Guyana among countries that will attract biggest growth in oil & gas investment this year – Rystad Energy

The independent Norway-based energy research and business intelligence company, Rystad Energy, has tagged Guyana as being among two other named countries and a region that will attract most of the growth in investment in the global oil & gas industry in 2022. The report also names Brazil, Australia and West Africa, as the other locations where much of the remaining investment in the sector for this year is expected to be focussed.

Rystad projects that this year, investment in oil & gas research will grow by 20% to around US$344.4 billion, up by 20% from last year. The disclosure also sets aside the earlier 8% projected increase in funding in the sector.
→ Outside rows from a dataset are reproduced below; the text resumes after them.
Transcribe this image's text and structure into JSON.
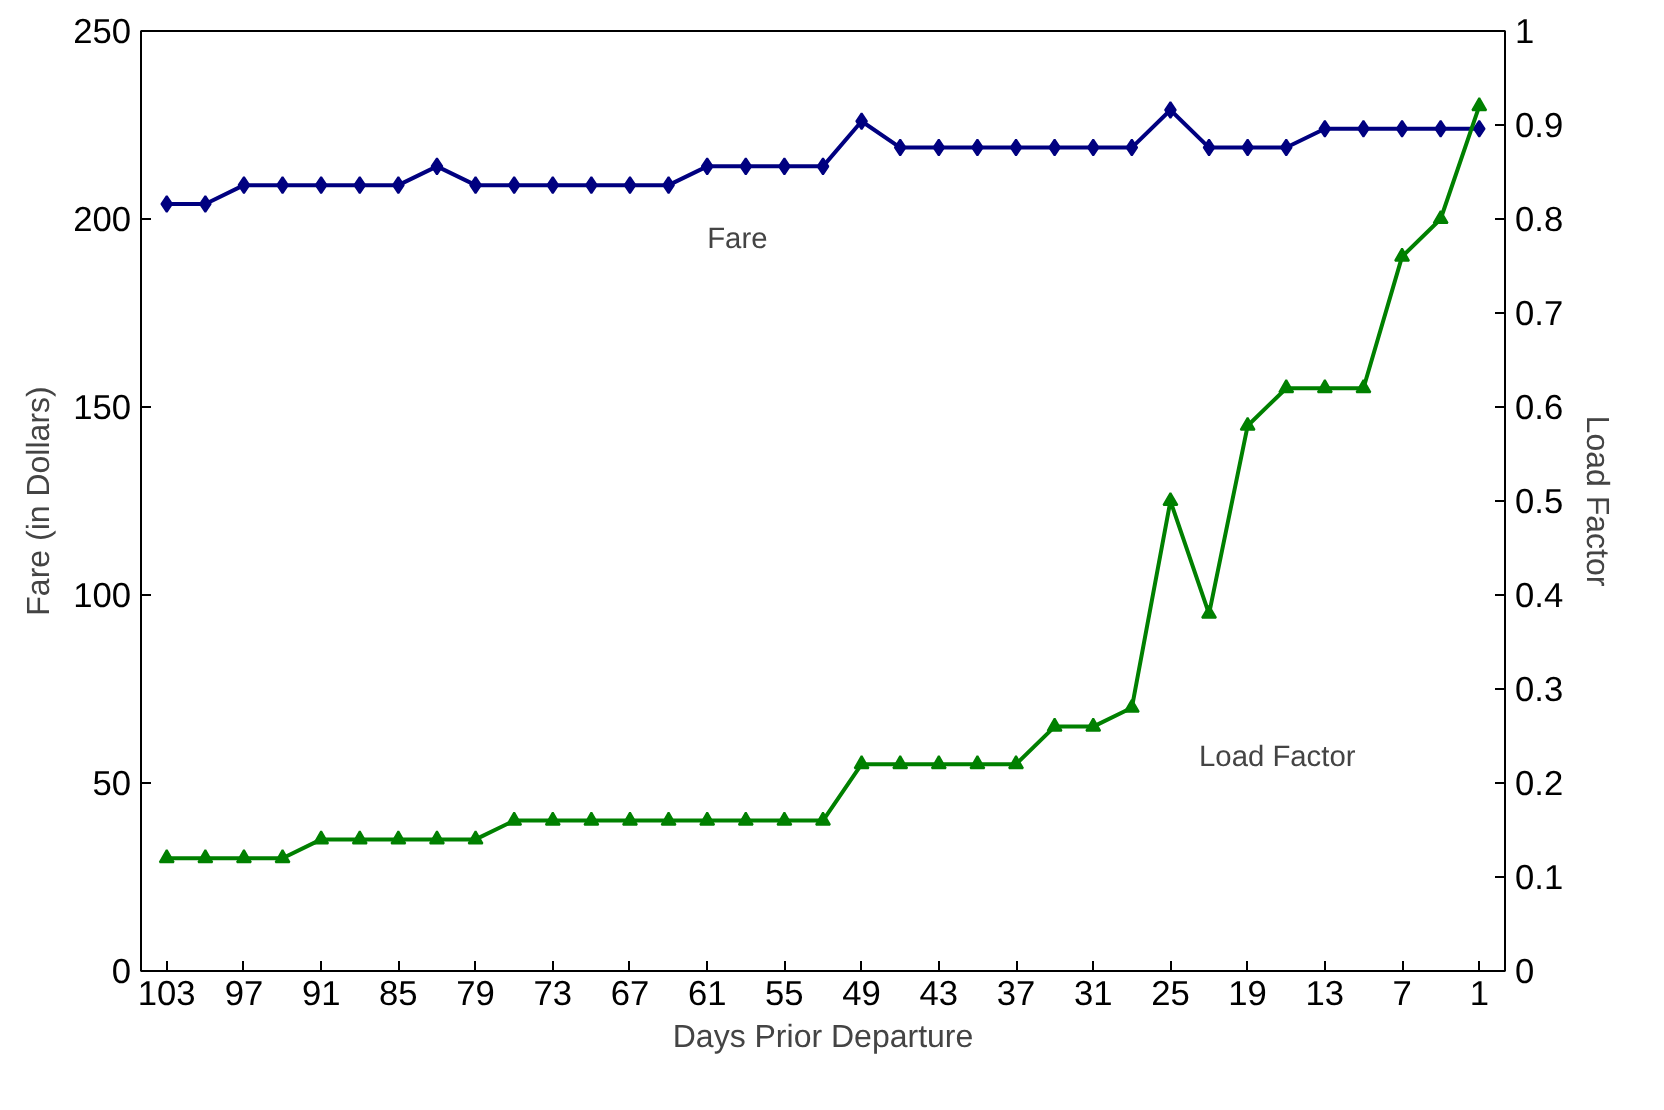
{
  "chart_data": {
    "type": "line",
    "xlabel": "Days Prior Departure",
    "ylabel": "Fare (in Dollars)",
    "y2label": "Load Factor",
    "x": [
      103,
      100,
      97,
      94,
      91,
      88,
      85,
      82,
      79,
      76,
      73,
      70,
      67,
      64,
      61,
      58,
      55,
      52,
      49,
      46,
      43,
      40,
      37,
      34,
      31,
      28,
      25,
      22,
      19,
      16,
      13,
      10,
      7,
      4,
      1
    ],
    "xlim": [
      105,
      -1
    ],
    "xticks": [
      103,
      97,
      91,
      85,
      79,
      73,
      67,
      61,
      55,
      49,
      43,
      37,
      31,
      25,
      19,
      13,
      7,
      1
    ],
    "ylim": [
      0,
      250
    ],
    "yticks": [
      0,
      50,
      100,
      150,
      200,
      250
    ],
    "y2lim": [
      0,
      1
    ],
    "y2ticks": [
      0,
      0.1,
      0.2,
      0.3,
      0.4,
      0.5,
      0.6,
      0.7,
      0.8,
      0.9,
      1
    ],
    "grid": false,
    "legend": false,
    "line_style": "solid",
    "series": [
      {
        "name": "Fare",
        "color": "#000080",
        "marker": "diamond",
        "values": [
          204,
          204,
          209,
          209,
          209,
          209,
          209,
          214,
          209,
          209,
          209,
          209,
          209,
          209,
          214,
          214,
          214,
          214,
          226,
          219,
          219,
          219,
          219,
          219,
          219,
          219,
          229,
          219,
          219,
          219,
          224,
          224,
          224,
          224,
          224
        ]
      },
      {
        "name": "Load Factor",
        "color": "#008000",
        "marker": "triangle",
        "axis": "y2",
        "values": [
          0.12,
          0.12,
          0.12,
          0.12,
          0.14,
          0.14,
          0.14,
          0.14,
          0.14,
          0.16,
          0.16,
          0.16,
          0.16,
          0.16,
          0.16,
          0.16,
          0.16,
          0.16,
          0.22,
          0.22,
          0.22,
          0.22,
          0.22,
          0.26,
          0.26,
          0.28,
          0.5,
          0.38,
          0.58,
          0.62,
          0.62,
          0.62,
          0.76,
          0.8,
          0.92
        ]
      }
    ]
  }
}
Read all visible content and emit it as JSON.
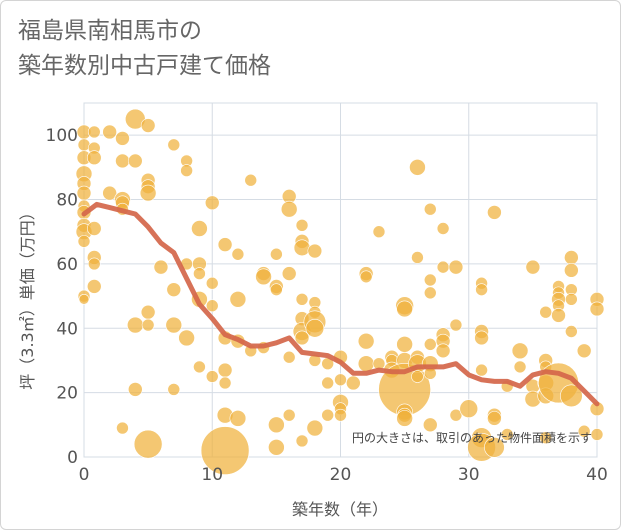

The company also informs that the level of this year’ projected investment in the global oil & gas sector is the highest forecasted growth since 2008.

Apart from attributing the “higher activity” in the sector mainly to “high commodity prices,” describing the phenomenon as “the main driver” of the current “record-high investment growth,” a report in the British on-line newspaper, The Independent, pays specific attention to Guyana which it says “has experienced rapid growth in its oil and gas activity in recent years,” alluding to ExxonMobil’s disclosure of “three new discoveries for a total of eighteen (18) new discoveries since 2015.”

The report in The Independent also points to what it says is an ExxonMobil projection that “Guyana’s total production capacity is set to reach 340,000 barrels of oil per day by the end of this year, with further production set to come online within the next few years.”

Since the staging of the Glasgow Climate Summit in October-November last year, the oil & gas industry has come under increasing scrutiny for what the powerful global climate change lobby says is its continuing significant contribution to worsening anomalies in climate behaviour. The conundrum has become even more complex in recent months with countries in the west seeking to fill their anticipated energy shortage on account of moves to reduce their dependence on Russian oil and gas in response to Moscow’s hostilities in Ukraine.

Guyana, regarded as the precocious ‘new kid’ in the global oil & gas ‘block, reportedly anticipates “US$957,874,800 revenues in 2022, US$1,165,443,900 in 2023, US$1,335,315,100 in 2024, and US$1,781,842,700 in 2025,” according to figures reflected in the country’s 2022 budget.